Friday, October 28, 2011

Clojure and OOP, part II

I gave some thoughts about Clojure and OOP last week. Now that I've got a little spare time, I want to finish those thoughts.

First, I want to link to this post by Stuart Halloway. It was one of the first posts I read on Clojure (and potentially the first time I had heard of Clojure). Without it I may not have even bothered with Clojure. I'm not a big fan of OOP, and don't use it that much, but I didn't think I could completely give it up.

Encapsulation

I didn't address the issue of encapsulation at all in my previous post. That's because, to me, encapsulation has never been a big issue.* In C++, you declare the inner workings of your classes to be public, private, friends and probably some others that I don't know. It's similar to running a web service. You can't open everything to anyone who wants it.

To be honest, I've never been in a situation where it would have been worth the work to set up an elaborate system in which I define who gets access to what. If there is a piece of data that should be accessible to the outside world, why can't I just use getters and setters? If there's no "get" defined, then I shouldn't be accessing the data.

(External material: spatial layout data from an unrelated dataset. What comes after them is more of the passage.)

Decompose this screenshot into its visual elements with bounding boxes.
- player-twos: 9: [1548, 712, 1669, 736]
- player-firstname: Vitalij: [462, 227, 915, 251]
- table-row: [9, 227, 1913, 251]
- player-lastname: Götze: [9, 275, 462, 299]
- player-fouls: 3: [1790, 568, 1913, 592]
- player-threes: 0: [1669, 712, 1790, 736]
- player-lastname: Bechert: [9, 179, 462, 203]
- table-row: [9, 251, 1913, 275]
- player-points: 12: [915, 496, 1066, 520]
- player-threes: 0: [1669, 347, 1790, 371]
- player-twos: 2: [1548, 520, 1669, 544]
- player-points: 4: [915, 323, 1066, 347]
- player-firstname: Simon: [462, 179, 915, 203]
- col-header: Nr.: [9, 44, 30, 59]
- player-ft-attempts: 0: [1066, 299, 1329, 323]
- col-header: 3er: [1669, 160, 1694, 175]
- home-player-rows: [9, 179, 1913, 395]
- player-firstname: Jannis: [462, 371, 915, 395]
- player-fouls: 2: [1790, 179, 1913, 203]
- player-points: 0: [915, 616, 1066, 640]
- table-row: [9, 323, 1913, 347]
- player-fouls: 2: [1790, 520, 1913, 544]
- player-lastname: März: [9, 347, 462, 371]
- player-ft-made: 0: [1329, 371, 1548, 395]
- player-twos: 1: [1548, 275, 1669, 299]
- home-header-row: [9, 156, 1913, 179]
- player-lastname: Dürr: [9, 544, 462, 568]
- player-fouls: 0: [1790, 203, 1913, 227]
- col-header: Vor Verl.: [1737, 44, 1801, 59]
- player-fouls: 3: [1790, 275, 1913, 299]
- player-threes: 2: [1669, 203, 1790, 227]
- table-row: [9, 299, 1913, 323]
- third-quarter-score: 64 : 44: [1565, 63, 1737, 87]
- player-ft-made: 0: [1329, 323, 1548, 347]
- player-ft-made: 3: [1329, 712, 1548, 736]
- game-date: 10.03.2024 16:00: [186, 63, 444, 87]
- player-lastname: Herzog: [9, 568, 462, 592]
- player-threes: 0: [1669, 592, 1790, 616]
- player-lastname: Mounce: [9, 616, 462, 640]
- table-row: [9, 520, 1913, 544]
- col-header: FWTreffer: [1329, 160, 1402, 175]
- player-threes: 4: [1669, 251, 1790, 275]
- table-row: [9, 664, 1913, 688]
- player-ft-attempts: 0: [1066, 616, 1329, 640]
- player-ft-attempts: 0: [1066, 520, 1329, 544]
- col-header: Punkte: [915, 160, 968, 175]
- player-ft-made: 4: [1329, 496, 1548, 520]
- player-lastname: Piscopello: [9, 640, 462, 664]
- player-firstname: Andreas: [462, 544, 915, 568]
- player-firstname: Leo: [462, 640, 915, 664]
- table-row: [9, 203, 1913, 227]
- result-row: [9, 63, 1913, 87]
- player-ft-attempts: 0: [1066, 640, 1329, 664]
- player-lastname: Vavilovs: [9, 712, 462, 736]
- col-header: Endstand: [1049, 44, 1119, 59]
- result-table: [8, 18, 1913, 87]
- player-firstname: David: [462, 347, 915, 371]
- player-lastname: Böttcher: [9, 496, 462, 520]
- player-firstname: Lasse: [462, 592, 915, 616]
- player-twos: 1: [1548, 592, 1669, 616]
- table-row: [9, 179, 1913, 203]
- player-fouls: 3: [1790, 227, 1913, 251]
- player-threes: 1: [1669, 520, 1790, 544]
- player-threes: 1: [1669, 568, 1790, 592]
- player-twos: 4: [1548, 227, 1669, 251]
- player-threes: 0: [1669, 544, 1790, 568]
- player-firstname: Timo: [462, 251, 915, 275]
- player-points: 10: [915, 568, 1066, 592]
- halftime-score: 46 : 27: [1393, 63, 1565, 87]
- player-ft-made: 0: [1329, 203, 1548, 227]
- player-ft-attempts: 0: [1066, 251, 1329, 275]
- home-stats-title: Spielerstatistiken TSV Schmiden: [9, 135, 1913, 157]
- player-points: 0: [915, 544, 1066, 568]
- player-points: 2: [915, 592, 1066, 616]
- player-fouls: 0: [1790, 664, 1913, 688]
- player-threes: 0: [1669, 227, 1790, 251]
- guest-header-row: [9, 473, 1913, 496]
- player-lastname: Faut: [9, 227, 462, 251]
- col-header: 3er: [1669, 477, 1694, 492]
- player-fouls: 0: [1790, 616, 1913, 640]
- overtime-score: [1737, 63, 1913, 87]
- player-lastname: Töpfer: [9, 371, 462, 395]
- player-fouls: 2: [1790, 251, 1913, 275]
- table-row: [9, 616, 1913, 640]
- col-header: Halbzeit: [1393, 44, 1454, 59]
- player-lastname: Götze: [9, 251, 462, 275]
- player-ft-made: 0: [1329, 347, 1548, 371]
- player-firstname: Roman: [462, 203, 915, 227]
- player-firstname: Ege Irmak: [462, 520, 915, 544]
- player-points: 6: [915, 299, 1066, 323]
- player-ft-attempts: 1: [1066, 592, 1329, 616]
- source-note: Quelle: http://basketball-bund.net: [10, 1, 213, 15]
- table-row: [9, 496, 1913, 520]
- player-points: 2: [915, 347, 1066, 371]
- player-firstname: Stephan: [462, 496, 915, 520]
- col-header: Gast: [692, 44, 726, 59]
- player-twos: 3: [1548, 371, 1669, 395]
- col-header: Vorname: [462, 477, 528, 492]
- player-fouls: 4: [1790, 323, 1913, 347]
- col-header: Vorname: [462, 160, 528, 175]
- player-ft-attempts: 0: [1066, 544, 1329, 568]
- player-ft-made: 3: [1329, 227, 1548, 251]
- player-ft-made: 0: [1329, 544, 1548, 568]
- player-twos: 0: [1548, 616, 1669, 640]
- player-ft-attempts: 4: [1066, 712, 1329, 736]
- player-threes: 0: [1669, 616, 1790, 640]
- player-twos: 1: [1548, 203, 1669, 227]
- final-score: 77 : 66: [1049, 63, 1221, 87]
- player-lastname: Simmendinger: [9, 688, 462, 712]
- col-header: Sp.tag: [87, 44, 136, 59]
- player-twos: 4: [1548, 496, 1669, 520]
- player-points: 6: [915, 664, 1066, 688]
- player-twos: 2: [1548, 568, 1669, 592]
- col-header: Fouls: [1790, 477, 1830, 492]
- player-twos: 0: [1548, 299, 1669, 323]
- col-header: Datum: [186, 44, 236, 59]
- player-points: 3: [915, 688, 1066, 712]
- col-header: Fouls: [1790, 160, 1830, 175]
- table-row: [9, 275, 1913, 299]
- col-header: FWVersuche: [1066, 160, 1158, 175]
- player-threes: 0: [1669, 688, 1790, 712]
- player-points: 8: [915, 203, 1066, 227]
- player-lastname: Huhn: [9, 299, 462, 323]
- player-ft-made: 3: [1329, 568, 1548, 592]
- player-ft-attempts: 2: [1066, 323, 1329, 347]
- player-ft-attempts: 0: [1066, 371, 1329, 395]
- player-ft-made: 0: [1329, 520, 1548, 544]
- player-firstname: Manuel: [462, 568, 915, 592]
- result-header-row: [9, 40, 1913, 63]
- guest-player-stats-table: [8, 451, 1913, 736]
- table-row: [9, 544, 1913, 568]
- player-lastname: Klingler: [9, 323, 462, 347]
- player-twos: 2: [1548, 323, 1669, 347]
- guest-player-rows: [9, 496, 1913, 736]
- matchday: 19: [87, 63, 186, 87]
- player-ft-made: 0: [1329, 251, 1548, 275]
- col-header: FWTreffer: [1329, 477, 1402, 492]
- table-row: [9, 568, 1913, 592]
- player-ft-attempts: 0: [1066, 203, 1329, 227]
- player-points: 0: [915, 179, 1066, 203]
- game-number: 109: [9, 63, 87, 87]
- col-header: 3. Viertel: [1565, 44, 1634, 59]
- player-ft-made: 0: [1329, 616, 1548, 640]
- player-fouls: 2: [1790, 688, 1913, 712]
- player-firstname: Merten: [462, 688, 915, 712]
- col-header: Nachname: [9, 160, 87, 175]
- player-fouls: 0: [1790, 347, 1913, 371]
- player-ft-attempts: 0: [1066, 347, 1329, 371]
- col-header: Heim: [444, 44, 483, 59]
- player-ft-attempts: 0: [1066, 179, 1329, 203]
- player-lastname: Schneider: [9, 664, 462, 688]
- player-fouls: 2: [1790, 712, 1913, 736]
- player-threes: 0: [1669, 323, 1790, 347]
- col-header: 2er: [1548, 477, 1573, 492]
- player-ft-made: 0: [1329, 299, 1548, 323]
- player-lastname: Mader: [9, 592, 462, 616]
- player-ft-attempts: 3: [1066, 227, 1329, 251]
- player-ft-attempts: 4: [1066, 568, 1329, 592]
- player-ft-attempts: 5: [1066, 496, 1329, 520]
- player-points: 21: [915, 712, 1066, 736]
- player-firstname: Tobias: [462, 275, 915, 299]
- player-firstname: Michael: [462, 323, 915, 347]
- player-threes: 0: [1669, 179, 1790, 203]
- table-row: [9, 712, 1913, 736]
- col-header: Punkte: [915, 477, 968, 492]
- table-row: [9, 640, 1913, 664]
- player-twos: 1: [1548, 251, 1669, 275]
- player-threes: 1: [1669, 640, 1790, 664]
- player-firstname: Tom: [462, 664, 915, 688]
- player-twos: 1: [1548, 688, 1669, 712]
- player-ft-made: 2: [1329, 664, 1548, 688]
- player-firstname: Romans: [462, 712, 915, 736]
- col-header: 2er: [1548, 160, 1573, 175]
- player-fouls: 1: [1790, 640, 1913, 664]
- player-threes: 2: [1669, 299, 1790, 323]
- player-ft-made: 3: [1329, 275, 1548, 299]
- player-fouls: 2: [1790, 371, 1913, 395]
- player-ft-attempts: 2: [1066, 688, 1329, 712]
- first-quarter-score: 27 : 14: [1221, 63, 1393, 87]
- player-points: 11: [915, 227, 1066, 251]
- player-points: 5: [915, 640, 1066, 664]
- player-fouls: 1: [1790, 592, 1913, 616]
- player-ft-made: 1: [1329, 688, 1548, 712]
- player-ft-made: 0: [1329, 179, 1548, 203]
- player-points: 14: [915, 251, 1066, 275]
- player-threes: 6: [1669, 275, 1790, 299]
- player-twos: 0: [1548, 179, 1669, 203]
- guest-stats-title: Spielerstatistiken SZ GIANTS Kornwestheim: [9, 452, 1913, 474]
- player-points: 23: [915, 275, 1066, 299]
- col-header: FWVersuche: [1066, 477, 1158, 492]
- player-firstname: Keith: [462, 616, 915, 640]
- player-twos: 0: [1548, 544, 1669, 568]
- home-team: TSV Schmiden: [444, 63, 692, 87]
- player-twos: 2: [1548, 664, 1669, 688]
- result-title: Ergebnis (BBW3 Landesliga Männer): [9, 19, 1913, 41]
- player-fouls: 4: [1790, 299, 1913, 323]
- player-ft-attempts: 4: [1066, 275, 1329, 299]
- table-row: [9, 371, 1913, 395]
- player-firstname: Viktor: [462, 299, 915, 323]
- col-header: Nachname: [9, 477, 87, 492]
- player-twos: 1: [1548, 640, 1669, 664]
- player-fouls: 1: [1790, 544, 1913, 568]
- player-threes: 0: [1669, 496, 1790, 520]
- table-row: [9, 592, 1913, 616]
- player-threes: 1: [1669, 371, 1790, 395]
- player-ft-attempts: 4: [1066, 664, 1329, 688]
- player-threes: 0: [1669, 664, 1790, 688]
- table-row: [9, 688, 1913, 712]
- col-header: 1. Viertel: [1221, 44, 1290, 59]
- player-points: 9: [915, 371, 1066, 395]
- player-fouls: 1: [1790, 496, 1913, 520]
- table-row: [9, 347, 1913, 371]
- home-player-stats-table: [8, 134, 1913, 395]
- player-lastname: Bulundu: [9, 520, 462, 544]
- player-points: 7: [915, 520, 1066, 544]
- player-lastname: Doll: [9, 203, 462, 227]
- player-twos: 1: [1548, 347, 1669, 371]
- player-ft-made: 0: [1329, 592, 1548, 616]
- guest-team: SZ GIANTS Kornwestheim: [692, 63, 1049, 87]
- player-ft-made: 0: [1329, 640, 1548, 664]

Maybe to better summarize my experience, I'm not disagreeing with the concept of restricting access to data. What I don't see is how declaring public, private, friends, and whatever, and all the complexity it adds, plus all the work it creates (you have to do it for every class) is better than getter and setter functions combined with common sense and a few simple rules. The C++ approach seems no more reasonable than Haskell's purity requirement. Trying to debug a complicated OOP program is no fun. Maybe I work on smaller projects and don't have ten million lines of code and a hundred programmers of varying quality working with me, so my observations don't carry over to those situations.

For what it's worth, here is Rich Hickey's answer to an interview question by Fogus: "Following that idea—some people are surprised by the fact that Clojure does not engage in data-hiding encapsulation on its types. Why did you decide to forgo data-hiding?"

(Warning: partial quote) "...And if you have a notion of “private”, you need corresponding notions of privilege and trust. And that adds a whole ton of complexity and little value, creates rigidity in a system, and often forces things to live in places they shouldn’t.... If people don’t have the sensibilities to desire to program to abstractions and to be wary of marrying implementation details, then they are never going to be good programmers."

I see nothing controversial about that perspective.

Clojure and Learning OOP

I included the word "learning" in the title of my earlier post. I would argue that Clojure is a much easier way to learn about the underlying concepts of objects (but using maps), polymorphism, and inheritance. These are concepts that every programmer should understand and use.

I would go further, though. Even if you want to use OOP in Java or C++, you're better off to start with Clojure. The advantage of Clojure over Java/C++ is that you can learn one thing at a time. It's very easy for anyone to understand what's going on when you introduce a single concept. With Clojure, the concepts are well-motivated.

In Java or C++ you get hit with everything at one time. There's a lot of coupling. The degree of difficulty rises very quickly with lines of code when someone is trying to learn something. Introducing the grouping of related data, methods, and the system of privileges all at once is not only too difficult, there's no motivation. I've been programming for decades, and I don't see a need for C++-style encapsulation. How is a new programmer supposed to understand?

Only then do you get into polymorphism and inheritance, concepts they have a reason to learn. Give me an hour with a new programmer and I'll have him doing polymorphism and inheritance, and he'll have at least a small understanding of what they are and why he'd want to use them. Then put him in a class on Java or C++ and he'll have no problems. That's why you're better off to start with Clojure even if the goal is to train them in a more "practical" language.

Parenthesis Whining

As an aside, for those who think the use of parenthesis makes Lisp unsuitable for teaching programming, let me present you with Hello World! in Java:

class HelloWorldApp {
    public static void main(String[] args) {
        System.out.println("Hello World!");
    }
}

In Clojure, Hello World! is

(println "Hello World!")

One set of parenthesis vs two in the Java program. Plus the Java version has two sets of {}, class, public, static, void, System.out, and String[]. If that doesn't make a programming newbie vomit, nothing will.

As with my other post, I'll conclude by admitting I'm not an OOP expert. I appreciate any comments you might have.


* If it were, I would have to stop programming in R, because I'm not aware that R offers real encapsulation.